It may still be summer, but the major auction houses already have their sights on November’s biannual evening sales. The biggest estate in play at the moment is that of longtime Whitney trustee and art collector Emily Fisher Landau.
Christie’s and Sotheby’s are going head-to-head for the artworks amassed by Fisher Landau, who died this past March at age 102, according to numerous dealers and advisors with knowledge of the negotiations. (She is survived by her daughter, Candia, who is also a collector and philanthropist.) The collection could rake in between $375 million and $500 million, several dealers told ARTnews, with the star being Picasso’s Femme à la montre (Woman with a Watch), a painting nearly five feet tall from 1932, considered by many to have been a pivotal year in the Spanish painter’s practice. In 2018, the Tate Modern even held an exhibition centered on Picasso’s work that year. In 1932 he also painted Nu au plateau de sculpteur (Nude, Green Leaves and Bust), which sold for $106 million at Christie’s New York in 2010, at the time a record for any work sold at auction. Femme à la montre could end up beating the current record for Picasso: $179 million for his 1955 harem scene, Les Femmes d’Alger (Version “O”), at Christie’s New York in 2015.
A painting like the Fisher Landau Picasso “will hopefully demonstrate that the market has not come down” over the past few months, dealer Brett Gorvy told ARTnews. Gorvy was cohead of Christie’s contemporary art department when both Nude, Green Leaves and Bust and Femmes d’Alger sold (he ended up in a bidding war on the latter artwork with fellow Christie’s specialist Loic Gouzer). Meanwhile, an art adviser who asked to remain anonymous told ARTnews that the Picasso could reinvigorate the market after wobbly sales in May, when the Gerald Fineberg collection, up for sale at Christie’s New York, didn’t quite reach expectations and featured lowered reserve prices.
Despite the lackluster Fineberg results, Christie’s has something going for it in the battle for the Fisher Landau collection: the house holds the current auction records for Picasso and Ed Ruscha. In 2019 Christie’s sold a 1964 Ruscha text painting, Hurting the Word Radio #2, for $52.5 million. The Fisher Landau collection has a similar text painting from the same year, Securing the Last Letter, which shows the word “BOSS” in all caps, with a vise gripping the final S.
Sotheby’s, meanwhile, holds the record for Cy Twombly, $70.5 million for a 1968 chalkboard painting—but only by a smidge: Christie’s sold a 1970 chalkboard work in 2014 for $69.6 million. The Fisher Landau holdings contain at least one stellar Twombly, an 8-foot-wide painting that the artist started in 1964 and revised in 1984.

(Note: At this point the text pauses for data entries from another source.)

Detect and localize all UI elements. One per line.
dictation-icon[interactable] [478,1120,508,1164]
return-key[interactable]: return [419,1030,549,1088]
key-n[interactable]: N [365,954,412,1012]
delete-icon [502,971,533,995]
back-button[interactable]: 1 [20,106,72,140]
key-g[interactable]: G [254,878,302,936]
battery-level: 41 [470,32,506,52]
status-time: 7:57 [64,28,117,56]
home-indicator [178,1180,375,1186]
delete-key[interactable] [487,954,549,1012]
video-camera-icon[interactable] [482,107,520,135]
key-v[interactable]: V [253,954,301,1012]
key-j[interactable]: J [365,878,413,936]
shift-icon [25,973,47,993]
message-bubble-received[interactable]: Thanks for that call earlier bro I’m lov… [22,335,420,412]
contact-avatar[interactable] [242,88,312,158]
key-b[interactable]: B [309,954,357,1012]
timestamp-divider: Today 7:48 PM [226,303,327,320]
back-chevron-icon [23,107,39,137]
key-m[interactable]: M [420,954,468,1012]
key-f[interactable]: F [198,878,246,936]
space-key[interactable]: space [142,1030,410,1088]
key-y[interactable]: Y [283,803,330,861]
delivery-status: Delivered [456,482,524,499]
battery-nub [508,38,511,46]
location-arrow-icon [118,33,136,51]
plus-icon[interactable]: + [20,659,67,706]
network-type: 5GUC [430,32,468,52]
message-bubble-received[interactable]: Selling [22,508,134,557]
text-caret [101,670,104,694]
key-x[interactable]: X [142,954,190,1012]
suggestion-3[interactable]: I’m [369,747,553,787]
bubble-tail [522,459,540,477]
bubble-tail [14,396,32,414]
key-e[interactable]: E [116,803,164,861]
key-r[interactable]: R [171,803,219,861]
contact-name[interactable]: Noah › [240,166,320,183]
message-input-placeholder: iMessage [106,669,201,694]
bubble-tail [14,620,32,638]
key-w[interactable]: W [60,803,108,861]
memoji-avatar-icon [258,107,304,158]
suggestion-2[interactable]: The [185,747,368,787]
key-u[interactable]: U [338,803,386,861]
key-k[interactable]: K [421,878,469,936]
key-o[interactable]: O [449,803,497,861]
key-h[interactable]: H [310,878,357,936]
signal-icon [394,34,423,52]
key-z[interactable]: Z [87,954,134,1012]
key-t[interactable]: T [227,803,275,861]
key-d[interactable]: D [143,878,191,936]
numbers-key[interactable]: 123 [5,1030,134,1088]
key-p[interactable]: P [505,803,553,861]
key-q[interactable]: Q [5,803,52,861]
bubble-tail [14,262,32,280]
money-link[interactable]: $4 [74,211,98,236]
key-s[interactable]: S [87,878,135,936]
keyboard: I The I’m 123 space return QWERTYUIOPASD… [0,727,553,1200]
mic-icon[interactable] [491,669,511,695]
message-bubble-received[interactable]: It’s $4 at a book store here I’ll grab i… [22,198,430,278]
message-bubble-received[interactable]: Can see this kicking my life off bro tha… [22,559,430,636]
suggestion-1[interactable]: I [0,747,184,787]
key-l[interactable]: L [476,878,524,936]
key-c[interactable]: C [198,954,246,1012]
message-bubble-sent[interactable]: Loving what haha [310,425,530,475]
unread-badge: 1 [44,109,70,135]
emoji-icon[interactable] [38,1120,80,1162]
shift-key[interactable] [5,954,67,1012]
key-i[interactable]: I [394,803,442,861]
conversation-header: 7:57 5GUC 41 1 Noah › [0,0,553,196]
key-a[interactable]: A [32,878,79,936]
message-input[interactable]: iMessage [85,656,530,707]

Fisher Landau started collecting art in the early 1970s, after a well-publicized burglary of her jewelry collection brought a hefty insurance payout. She went on to amass some 1,500 works, including pieces by Mark Rothko, Georgia O’Keeffe, and Andy Warhol, who painted her portrait. Selections from the collection were shown last year at the Norton Museum in Palm Beach, where Fisher Landau had a home. The Picasso, which had been on loan to Miami’s Perez Art Museum in 2018, hung front and center.
In 1991 the collector opened the Fisher Landau Center for Art in a 25,000-square-foot former parachute factory in Long Island City, Queens. It served as a home for her collection and a museum that was open to the public. The center closed to the public in November 2017.
Fisher Landau donated 367 works to the Whitney Museum in 2010, where for years she had been a trustee. The gift was estimated to be worth between $50 million and $75 million, and features pivotal names in American art including Jasper Johns, William Eggleston, and Ruscha. The gift also gave a glimpse into the depth at which Fisher Landau collected: there were 14 works by Robert Rauschenberg from between 1950 and 1990, four by James Rosenquist, including the mural-size House of Fire II (1982), and an impressive 44 works by Johns.